Pediram-me um depoimento sobre Lula e a crise. Eu entendi errado. Entendi que Lula é a crise. Aliás, era o que pensava e continuo pensando desde o início da lambança que o governo e o PT fizeram por aí.
Uma pena. Tanto no governo como no PT há gente que merece o respeito da nação e a admiração de todos. Citá-los seria longo e mais ou menos inútil. Não é difícil fazer aquela operação badaladíssima nos dias que correm, separar aquilo daquilo. (Não falo em separar o joio do trigo porque muita gente não sabe o que é joio, eu mesmo tenho uma vaga noção do que seja.)

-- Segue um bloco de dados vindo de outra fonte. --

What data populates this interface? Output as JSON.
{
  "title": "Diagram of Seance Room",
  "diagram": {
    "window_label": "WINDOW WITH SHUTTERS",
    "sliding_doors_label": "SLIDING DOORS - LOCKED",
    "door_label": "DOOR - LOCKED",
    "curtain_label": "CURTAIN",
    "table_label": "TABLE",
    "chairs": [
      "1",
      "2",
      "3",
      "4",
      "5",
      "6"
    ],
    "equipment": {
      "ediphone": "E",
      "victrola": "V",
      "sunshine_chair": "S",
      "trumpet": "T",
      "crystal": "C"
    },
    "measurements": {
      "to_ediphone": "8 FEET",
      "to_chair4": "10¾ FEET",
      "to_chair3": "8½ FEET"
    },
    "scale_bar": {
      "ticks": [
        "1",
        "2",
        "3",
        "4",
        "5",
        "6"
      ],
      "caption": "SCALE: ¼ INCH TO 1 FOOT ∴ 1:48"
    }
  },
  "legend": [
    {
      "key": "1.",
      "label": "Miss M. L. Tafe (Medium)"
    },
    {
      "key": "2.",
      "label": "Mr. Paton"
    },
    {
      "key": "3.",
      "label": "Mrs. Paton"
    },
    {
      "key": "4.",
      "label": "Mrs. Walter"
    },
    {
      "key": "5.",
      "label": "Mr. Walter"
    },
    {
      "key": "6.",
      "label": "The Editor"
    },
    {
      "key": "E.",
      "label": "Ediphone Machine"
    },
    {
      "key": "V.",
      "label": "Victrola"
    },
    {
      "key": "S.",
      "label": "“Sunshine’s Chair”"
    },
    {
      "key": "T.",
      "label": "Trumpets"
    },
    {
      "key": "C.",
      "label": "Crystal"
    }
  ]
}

Volto a Lula e à crise. Após desconversar durante dois meses, pretendendo tirar o corpo fora, culpando as elites que terão de engoli-lo e insinuando uma imaginária distribuição de renda promovida por seu governo, Lula admitiu a lambança que avalizou direta ou indiretamente. Atribuiu-a a traidores, esquecendo-se de que, antes mesmo dos escândalos agora revelados, ele próprio traiu a confiança e o fanatismo dos que nele votaram, adotando a política econômica vigente. Certa ou errada, boa ou má, ele traía tudo o que ele pregara desde os começos de sua vida sindical e política.

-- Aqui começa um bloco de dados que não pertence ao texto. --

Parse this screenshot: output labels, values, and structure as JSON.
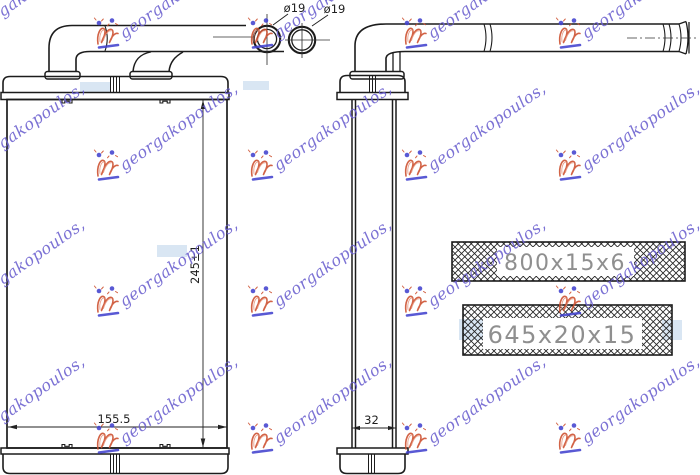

Continuo achando que Lula não é desonesto nem ladrão. De certa forma, é pior. Tinham razão aqueles que o julgavam despreparado para a Presidência. Não pelo fato da baixa escolaridade, da origem humilde, dos erros de concordância gramatical. Mas pela noção de poder, tanto no conteúdo como na forma de poder.

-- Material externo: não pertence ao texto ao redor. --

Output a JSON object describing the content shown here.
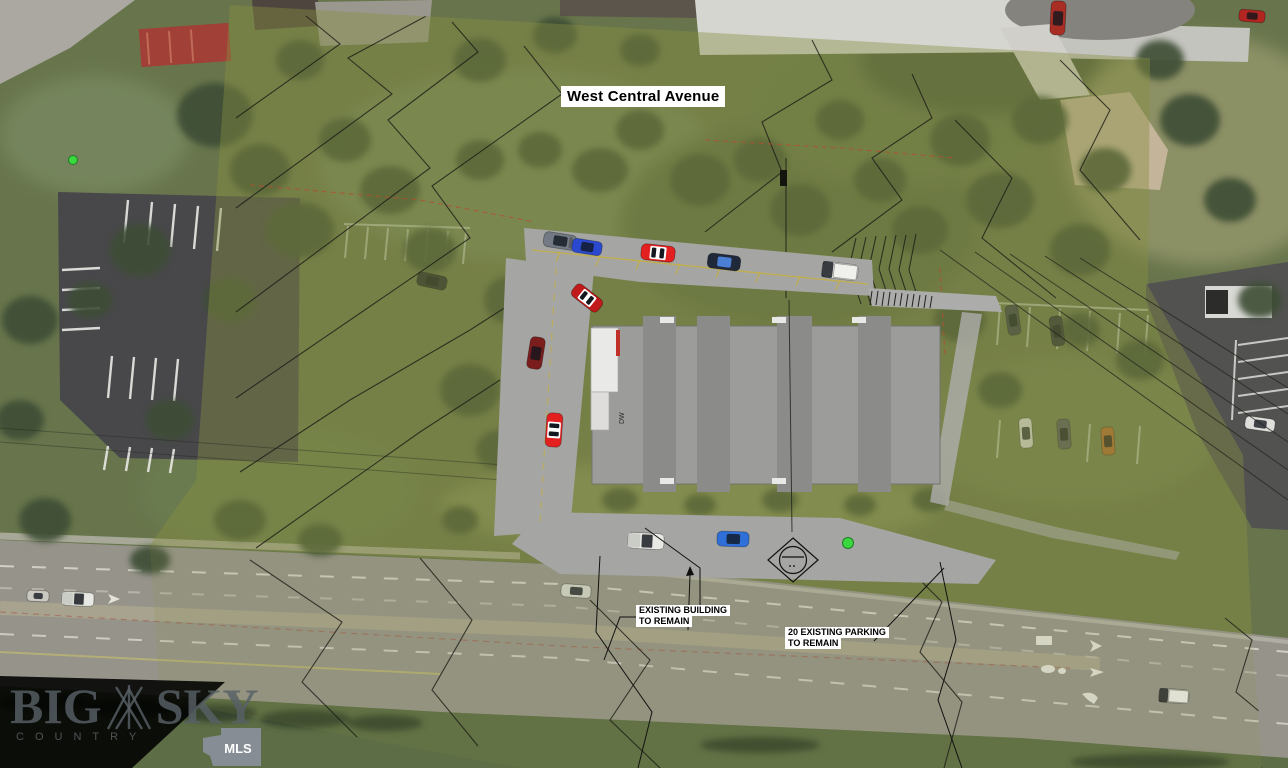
{
  "labels": {
    "street": "West Central Avenue",
    "building_interior": "DW"
  },
  "annotations": {
    "building": {
      "line1": "EXISTING BUILDING",
      "line2": "TO REMAIN"
    },
    "parking": {
      "line1": "20 EXISTING PARKING",
      "line2": "TO REMAIN"
    }
  },
  "watermark": {
    "big": "BIG",
    "sky": "SKY",
    "country": "COUNTRY",
    "mls": "MLS"
  },
  "palette": {
    "overlay_olive": "#879040",
    "plan_pavement": "#a5a5a3",
    "building_gray": "#9c9c9a",
    "building_band": "#8b8b89",
    "road_gray": "#96948a",
    "asphalt_dark": "#48484a",
    "marker_green": "#38d83e",
    "contour_black": "#1c1c17",
    "contour_red_dash": "#b1502f",
    "stripe_yellow": "#c9b23a"
  },
  "cars": [
    {
      "name": "suv-gray",
      "kind": "suv",
      "color": "#747a85",
      "x": 560,
      "y": 241,
      "rot": 9,
      "len": 33,
      "w": 15,
      "layer": "plan"
    },
    {
      "name": "car-blue",
      "kind": "sedan",
      "color": "#2b49cf",
      "x": 587,
      "y": 247,
      "rot": 9,
      "len": 30,
      "w": 14,
      "layer": "plan"
    },
    {
      "name": "car-red-striped",
      "kind": "striped",
      "color": "#e31f1f",
      "x": 658,
      "y": 253,
      "rot": 6,
      "len": 34,
      "w": 16,
      "layer": "plan"
    },
    {
      "name": "car-navy",
      "kind": "sedan",
      "color": "#20293a",
      "glass": "#4a7fd4",
      "x": 724,
      "y": 262,
      "rot": 7,
      "len": 33,
      "w": 15,
      "layer": "plan"
    },
    {
      "name": "truck-white",
      "kind": "truck",
      "color": "#e9e9e5",
      "x": 840,
      "y": 271,
      "rot": 7,
      "len": 36,
      "w": 16,
      "layer": "plan"
    },
    {
      "name": "car-red-diagonal",
      "kind": "striped",
      "color": "#c01a1a",
      "x": 587,
      "y": 298,
      "rot": 38,
      "len": 33,
      "w": 15,
      "layer": "plan"
    },
    {
      "name": "car-maroon",
      "kind": "sedan",
      "color": "#7c1d1d",
      "x": 536,
      "y": 353,
      "rot": 99,
      "len": 32,
      "w": 15,
      "layer": "plan"
    },
    {
      "name": "car-red-vertical",
      "kind": "striped",
      "color": "#e31f1f",
      "x": 554,
      "y": 430,
      "rot": 94,
      "len": 34,
      "w": 16,
      "layer": "plan"
    },
    {
      "name": "pickup-white",
      "kind": "pickup",
      "color": "#ebebe7",
      "x": 646,
      "y": 541,
      "rot": 3,
      "len": 36,
      "w": 16,
      "layer": "plan"
    },
    {
      "name": "car-blue-2",
      "kind": "sedan",
      "color": "#2f6fd8",
      "x": 733,
      "y": 539,
      "rot": 2,
      "len": 32,
      "w": 15,
      "layer": "plan"
    },
    {
      "name": "aerial-car-dark",
      "kind": "sedan",
      "color": "#23282e",
      "x": 432,
      "y": 281,
      "rot": 12,
      "len": 30,
      "w": 14,
      "layer": "photo"
    },
    {
      "name": "aerial-car-1",
      "kind": "sedan",
      "color": "#3a4047",
      "x": 1013,
      "y": 320,
      "rot": 82,
      "len": 30,
      "w": 13,
      "layer": "photo"
    },
    {
      "name": "aerial-car-2",
      "kind": "sedan",
      "color": "#2e3237",
      "x": 1057,
      "y": 331,
      "rot": 82,
      "len": 30,
      "w": 13,
      "layer": "photo"
    },
    {
      "name": "aerial-car-3",
      "kind": "sedan",
      "color": "#d9d9d5",
      "x": 1026,
      "y": 433,
      "rot": 86,
      "len": 30,
      "w": 13,
      "layer": "photo"
    },
    {
      "name": "aerial-car-4",
      "kind": "sedan",
      "color": "#56595d",
      "x": 1064,
      "y": 434,
      "rot": 86,
      "len": 30,
      "w": 13,
      "layer": "photo"
    },
    {
      "name": "aerial-car-orange",
      "kind": "sedan",
      "color": "#b06a30",
      "x": 1108,
      "y": 441,
      "rot": 86,
      "len": 28,
      "w": 13,
      "layer": "photo"
    },
    {
      "name": "aerial-car-white",
      "kind": "sedan",
      "color": "#dededa",
      "x": 1260,
      "y": 424,
      "rot": 8,
      "len": 30,
      "w": 13,
      "layer": "photo"
    },
    {
      "name": "aerial-truck-red",
      "kind": "sedan",
      "color": "#a82e24",
      "x": 1058,
      "y": 18,
      "rot": 93,
      "len": 34,
      "w": 15,
      "layer": "photo"
    },
    {
      "name": "aerial-car-red",
      "kind": "sedan",
      "color": "#b22520",
      "x": 1252,
      "y": 16,
      "rot": 5,
      "len": 26,
      "w": 12,
      "layer": "photo"
    },
    {
      "name": "road-car-1",
      "kind": "sedan",
      "color": "#d3d4cc",
      "x": 576,
      "y": 591,
      "rot": 4,
      "len": 30,
      "w": 13,
      "layer": "photo"
    },
    {
      "name": "road-truck",
      "kind": "pickup",
      "color": "#dcdcd6",
      "x": 78,
      "y": 599,
      "rot": 3,
      "len": 32,
      "w": 14,
      "layer": "photo"
    },
    {
      "name": "road-van",
      "kind": "van",
      "color": "#bcbdb5",
      "x": 1174,
      "y": 696,
      "rot": 4,
      "len": 30,
      "w": 14,
      "layer": "photo"
    },
    {
      "name": "road-car-2",
      "kind": "sedan",
      "color": "#c9c9c1",
      "x": 38,
      "y": 596,
      "rot": 3,
      "len": 22,
      "w": 11,
      "layer": "photo"
    }
  ]
}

Ele gosta de se comparar a JK, mania igualmente cultivada por seu antecessor. Mas JK dizia e repetia quase todos os dias de seu governo: "Não tenho compromisso com o erro". Foi o presidente que mais demitiu ministros e auxiliares por motivos bem mais inocentes do que os de agora. Não esperou que pedissem demissão.
Reitero: Lula não é ladrão, mas está comprometido com o erro. Ele é a crise.